De resto, até é possível que o facto de Asimov ter sido um judeu russo, emigrado muito novo para os Estados Unidos, muito poucos anos depois de nascer numa aldeia da região de Smolensk, esteja na base de todo o ambiente de Nas Montanhas de Magadar, embora isto seja pura especulação da minha parte. É que estamos perante uma história de ficção científica que tem lugar numa colónia planetária colonizada por russos (todo o setor, de resto, parece ser ter sido colonizado por russos), e a língua russa, a "língua antiga", como as personagens de Brea se lhe referem, faz numerosas aparições ao longo do texto. Em caracteres cirílicos e tudo, sim.
Brea parece nutrir um interesse especial pela linguística, o que dá um sabor especial a algumas das suas histórias. Caso desta.

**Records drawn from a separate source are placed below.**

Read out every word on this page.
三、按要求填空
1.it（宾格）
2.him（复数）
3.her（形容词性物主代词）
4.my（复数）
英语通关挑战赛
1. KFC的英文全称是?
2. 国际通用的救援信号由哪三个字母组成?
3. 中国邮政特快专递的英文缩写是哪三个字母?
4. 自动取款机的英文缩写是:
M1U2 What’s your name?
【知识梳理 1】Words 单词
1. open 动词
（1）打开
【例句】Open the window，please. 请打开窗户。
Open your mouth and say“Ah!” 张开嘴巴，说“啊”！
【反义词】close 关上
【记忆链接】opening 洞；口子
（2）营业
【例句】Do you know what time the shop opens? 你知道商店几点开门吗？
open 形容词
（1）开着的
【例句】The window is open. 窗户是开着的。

E não é só esse o seu único ponto de interesse. Esta podia ter sido uma história realmente boa, pois o ambiente de um planeta em guerra civil, com um governo democrático a ser derrotado por uma insurreição armada, que provoca a fuga do protagonista e família para as montanhas (sim, de Magadar, e eis o título explicado), está bastante bem criado, acompanhado por personagens credíveis e por um desenvolvimento da história bastante agradável.
O problema é não ser uma história, mas o princípio de uma história. Podia funcionar perfeitamente como início de um romance ou pelo menos de uma novela, mas não, cria uma situação e não a resolve. Ora, finais em aberto são uma técnica literária inteiramente válida e por vezes muito satisfatória, mas costumam exigir que haja alguma resolução subjacente à história óbvia, um nível de leitura mais subtil que permita que o final em aberto se torne mesmo num final em vez de ser apenas uma coisa escancarada que como que grita "estou incompleta". Pode ser qualquer coisa; uma descoberta, um momento de crescimento de algum protagonista, um fim de viagem, etc., etc. Mas neste texto não vislumbrei nada disso; ele gritou-me mesmo "estou incompleto".
Talvez seja de mim. Mas não creio que seja.